Statistical Analysis – Why Use Mean If It Is So Sensitive

mathematical-statisticsmeanmedian

It is a known fact that median is resistant to outliers. If that is the case, when and why would we use the mean in the first place?

One thing I can think of perhaps is to understand the presence of outliers i.e. if the median is far from the mean, then the distribution is skewed and perhaps the data needs to be examined to decide what is to be done with the outliers. Are there any other uses?

Best Answer

In a sense, the mean is used because it is sensitive to the data. If the distribution happens to be symmetric and the tails are about like the normal distribution, the mean is a very efficient summary of central tendency. The median, while being robust and well-defined for any continuous distribution, is only $\frac{2}{\pi}$ as efficient as the mean if the data happened to come from a normal distribution. It is this relative inefficiency of the median that keeps us from using it even more than we do. The relative inefficiency translates into a minor absolute inefficiency as the sample size gets large, so for large $n$ we can be more guilt-free about using the median.

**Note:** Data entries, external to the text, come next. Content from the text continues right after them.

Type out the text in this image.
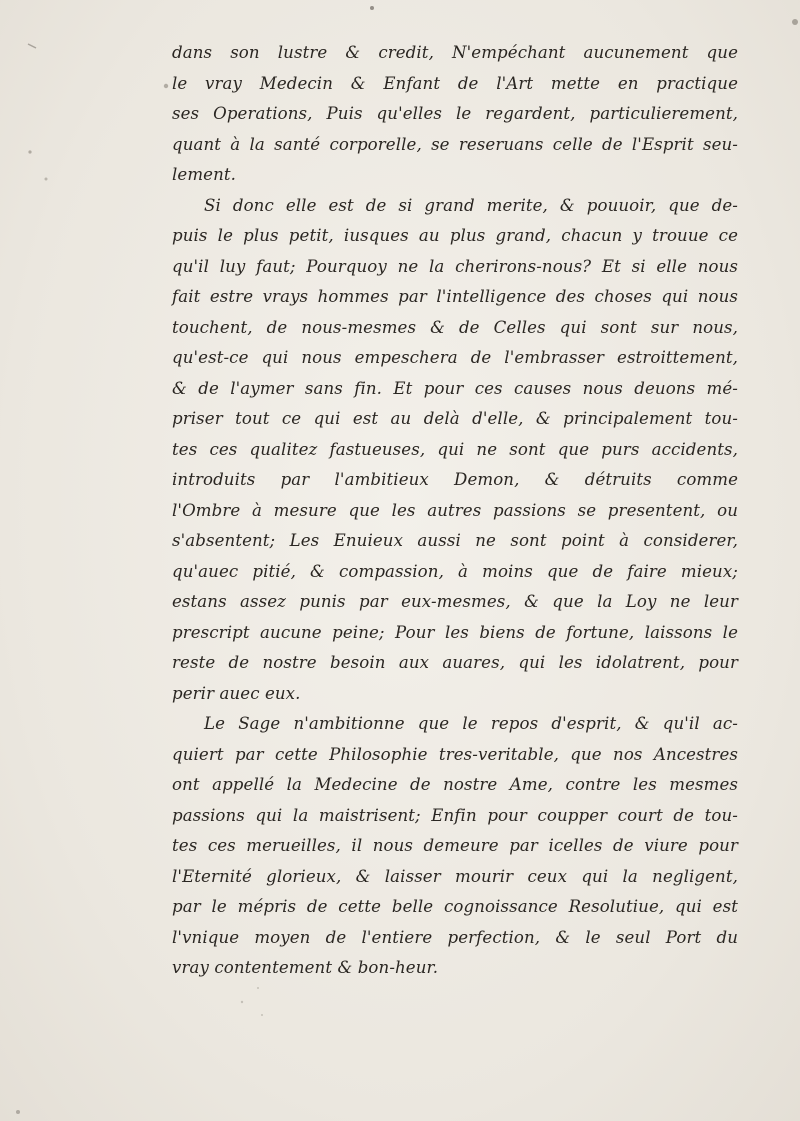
dans son lustre & credit, N'empéchant aucunement que
le vray Medecin & Enfant de l'Art mette en practique
ses Operations, Puis qu'elles le regardent, particulierement,
quant à la santé corporelle, se reseruans celle de l'Esprit seu-
lement.
Si donc elle est de si grand merite, & pouuoir, que de-
puis le plus petit, iusques au plus grand, chacun y trouue ce
qu'il luy faut; Pourquoy ne la cherirons-nous? Et si elle nous
fait estre vrays hommes par l'intelligence des choses qui nous
touchent, de nous-mesmes & de Celles qui sont sur nous,
qu'est-ce qui nous empeschera de l'embrasser estroittement,
& de l'aymer sans fin. Et pour ces causes nous deuons mé-
priser tout ce qui est au delà d'elle, & principalement tou-
tes ces qualitez fastueuses, qui ne sont que purs accidents,
introduits par l'ambitieux Demon, & détruits comme
l'Ombre à mesure que les autres passions se presentent, ou
s'absentent; Les Enuieux aussi ne sont point à considerer,
qu'auec pitié, & compassion, à moins que de faire mieux;
estans assez punis par eux-mesmes, & que la Loy ne leur
prescript aucune peine; Pour les biens de fortune, laissons le
reste de nostre besoin aux auares, qui les idolatrent, pour
perir auec eux.
Le Sage n'ambitionne que le repos d'esprit, & qu'il ac-
quiert par cette Philosophie tres-veritable, que nos Ancestres
ont appellé la Medecine de nostre Ame, contre les mesmes
passions qui la maistrisent; Enfin pour coupper court de tou-
tes ces merueilles, il nous demeure par icelles de viure pour
l'Eternité glorieux, & laisser mourir ceux qui la negligent,
par le mépris de cette belle cognoissance Resolutiue, qui est
l'vnique moyen de l'entiere perfection, & le seul Port du
vray contentement & bon-heur.
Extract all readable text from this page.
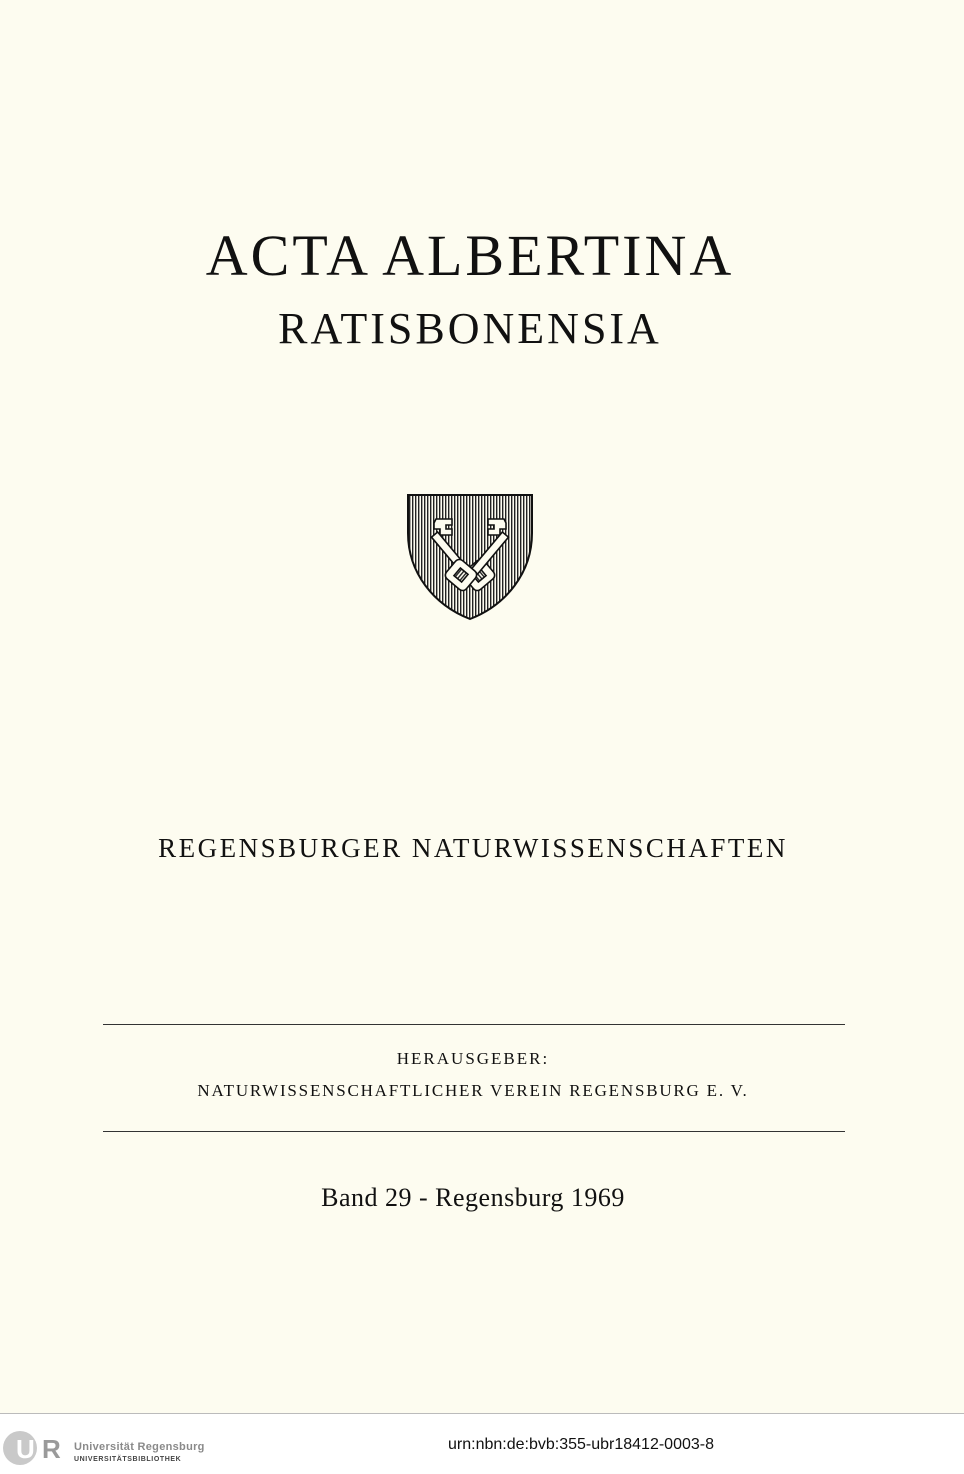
ACTA ALBERTINA
RATISBONENSIA
REGENSBURGER NATURWISSENSCHAFTEN
HERAUSGEBER:
NATURWISSENSCHAFTLICHER VEREIN REGENSBURG E. V.
Band 29 - Regensburg 1969
U R Universität Regensburg
UNIVERSITÄTSBIBLIOTHEK
urn:nbn:de:bvb:355-ubr18412-0003-8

It is interesting to note that for a measure of variation (spread, dispersion), there is a very robust estimator that is 0.98 as efficient as the standard deviation, namely Gini's mean difference. This is the mean absolute difference between any two observations. [You have to multiply the sample standard deviation by a constant to estimate the same quantity estimated by Gini's mean difference.] An efficient measure of central tendency is the Hodges-Lehmann estimator, i.e., the median of all pairwise means. We would use it more if its interpretation were simpler.